En effet, plus d’un demi-siècle après, la diversification économique qui a pourtant connu, dans les années 60, un début d’essor cherche toujours à se frayer un chemin à travers un modèle économique soutenu par la promotion du secteur hors pétrole dont l’agriculture qui a permis au pays, à cette époque, de satisfaire, tant soit peu ses besoins de base. A ce jour, le pays réalise qu’il dépend des importations estimées à environ 600 milliards de francs CFA par an.

Bien qu’affichant une volonté de tourner le dos aux seuls hydrocarbures, le Congo est encore à la quête d’une synergie entre le secteur pétrolier et le secteur hors pétrole, qui se heurte au défi des contraintes prioritaires au développement du secteur privé. 

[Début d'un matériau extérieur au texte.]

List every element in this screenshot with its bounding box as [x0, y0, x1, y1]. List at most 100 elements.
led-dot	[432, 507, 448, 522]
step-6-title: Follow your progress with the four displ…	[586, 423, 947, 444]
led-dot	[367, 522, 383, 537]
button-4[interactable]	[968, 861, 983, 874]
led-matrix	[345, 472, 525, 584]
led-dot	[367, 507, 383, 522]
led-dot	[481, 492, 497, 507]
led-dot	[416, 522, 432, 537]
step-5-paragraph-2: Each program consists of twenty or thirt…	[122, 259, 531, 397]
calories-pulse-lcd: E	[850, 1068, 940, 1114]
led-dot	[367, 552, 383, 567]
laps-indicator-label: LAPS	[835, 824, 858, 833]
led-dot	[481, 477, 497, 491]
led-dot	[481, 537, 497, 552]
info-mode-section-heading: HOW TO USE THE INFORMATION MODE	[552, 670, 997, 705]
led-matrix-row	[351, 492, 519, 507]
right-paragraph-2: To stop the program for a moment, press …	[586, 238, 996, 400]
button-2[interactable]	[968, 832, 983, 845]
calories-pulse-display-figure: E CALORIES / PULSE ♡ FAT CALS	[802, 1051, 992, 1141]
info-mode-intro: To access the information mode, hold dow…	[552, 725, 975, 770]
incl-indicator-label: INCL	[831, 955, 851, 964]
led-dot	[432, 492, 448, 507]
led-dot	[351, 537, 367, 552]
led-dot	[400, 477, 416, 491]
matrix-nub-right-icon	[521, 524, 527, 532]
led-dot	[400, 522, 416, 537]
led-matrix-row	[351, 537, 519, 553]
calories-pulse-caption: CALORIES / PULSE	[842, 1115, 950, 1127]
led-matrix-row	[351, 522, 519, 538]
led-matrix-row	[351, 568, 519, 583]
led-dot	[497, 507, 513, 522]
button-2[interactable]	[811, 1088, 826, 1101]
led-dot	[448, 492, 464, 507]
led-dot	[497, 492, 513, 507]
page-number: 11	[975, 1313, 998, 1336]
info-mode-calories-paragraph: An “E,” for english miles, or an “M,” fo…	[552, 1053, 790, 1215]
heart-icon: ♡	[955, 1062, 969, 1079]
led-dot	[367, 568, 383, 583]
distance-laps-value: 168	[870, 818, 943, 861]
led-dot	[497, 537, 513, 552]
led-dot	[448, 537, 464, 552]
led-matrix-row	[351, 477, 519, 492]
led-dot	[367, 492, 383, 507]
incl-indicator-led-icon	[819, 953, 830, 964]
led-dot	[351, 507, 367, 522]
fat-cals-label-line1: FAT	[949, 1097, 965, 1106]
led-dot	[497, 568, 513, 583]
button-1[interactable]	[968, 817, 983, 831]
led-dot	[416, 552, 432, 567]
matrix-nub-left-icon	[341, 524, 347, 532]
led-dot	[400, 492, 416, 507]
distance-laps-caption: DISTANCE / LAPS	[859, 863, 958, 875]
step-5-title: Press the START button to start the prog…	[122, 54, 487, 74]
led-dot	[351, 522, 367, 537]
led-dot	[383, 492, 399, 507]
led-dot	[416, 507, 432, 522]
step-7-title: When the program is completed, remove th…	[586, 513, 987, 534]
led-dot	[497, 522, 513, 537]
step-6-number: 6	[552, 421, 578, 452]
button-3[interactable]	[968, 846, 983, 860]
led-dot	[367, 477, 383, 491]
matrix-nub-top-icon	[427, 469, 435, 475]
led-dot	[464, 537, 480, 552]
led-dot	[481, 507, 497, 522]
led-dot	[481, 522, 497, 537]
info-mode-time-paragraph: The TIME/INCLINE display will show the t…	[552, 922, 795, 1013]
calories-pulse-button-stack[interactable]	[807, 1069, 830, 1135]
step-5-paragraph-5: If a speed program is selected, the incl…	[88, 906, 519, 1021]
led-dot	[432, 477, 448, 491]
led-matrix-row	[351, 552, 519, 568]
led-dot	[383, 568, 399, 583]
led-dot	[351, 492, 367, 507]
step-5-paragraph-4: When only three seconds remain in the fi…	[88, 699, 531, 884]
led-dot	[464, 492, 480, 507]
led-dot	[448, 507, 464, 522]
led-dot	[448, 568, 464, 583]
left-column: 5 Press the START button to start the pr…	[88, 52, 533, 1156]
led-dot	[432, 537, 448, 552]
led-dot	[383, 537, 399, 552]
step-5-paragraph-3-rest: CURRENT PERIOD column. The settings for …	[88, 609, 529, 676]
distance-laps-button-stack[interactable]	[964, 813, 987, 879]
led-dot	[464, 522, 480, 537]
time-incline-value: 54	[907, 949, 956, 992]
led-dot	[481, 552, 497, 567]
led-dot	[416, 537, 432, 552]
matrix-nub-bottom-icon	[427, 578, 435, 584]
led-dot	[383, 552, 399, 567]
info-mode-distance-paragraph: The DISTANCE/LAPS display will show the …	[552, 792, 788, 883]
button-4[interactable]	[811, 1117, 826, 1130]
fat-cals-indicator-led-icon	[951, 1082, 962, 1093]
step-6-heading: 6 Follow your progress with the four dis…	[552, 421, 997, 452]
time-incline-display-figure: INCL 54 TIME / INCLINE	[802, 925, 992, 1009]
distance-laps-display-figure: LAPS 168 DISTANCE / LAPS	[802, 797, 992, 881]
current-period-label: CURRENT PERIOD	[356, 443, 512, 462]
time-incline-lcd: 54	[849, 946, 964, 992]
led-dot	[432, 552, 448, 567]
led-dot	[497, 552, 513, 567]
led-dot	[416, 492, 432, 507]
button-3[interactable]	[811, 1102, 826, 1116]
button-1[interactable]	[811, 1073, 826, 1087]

Avec un potentiel agricole que lui confère des atouts physiques (climat, pluviométrie, variations saisonnières, sols, végétation, hydrographie...), le Congo qui dispose plus de 10 millions hectares de terres arables peut développer une grande variété et richesse de cultures équatoriales et tropicales, qu’elles soient pérennes ou saisonnières. Un avantage majeur pour asseoir véritablement la diversification de son économie.

Infrastructures : le pari gagné de l’unification physique du pays

Quoique plusieurs défis se dressent encore sur le chemin du développement et de l’émergence fixée à l’horizon 2025, la République du Congo peut au moins se targuer d’avoir réussi de sortir de l’isolement les populations avec la construction des infrastructures routières reliant la Côte atlantique au nord du pays, de l’est à l’ouest et aussi avec certains pays voisins (Gabon et Cameroun).

Entamée en 1982 avec le plan quinquennal, un programme basé sur la construction des infrastructures routières et des ouvrages de franchissement, l’unification physique du Congo s’est renforcée avec le programme de municipalisations accélérées qui a su rendre effective, à partir de 2006, la libre circulation des personnes et des biens à l’intérieur du pays. Grâce à ce programme, le pays s’est doté des aéroports modernes dont trois de type international et six de type « B », un atout de taille qui a ouvert le Congo au reste du monde tant ses infrastructures aéroportuaires peuvent accueillir des avions de type Boeing 737.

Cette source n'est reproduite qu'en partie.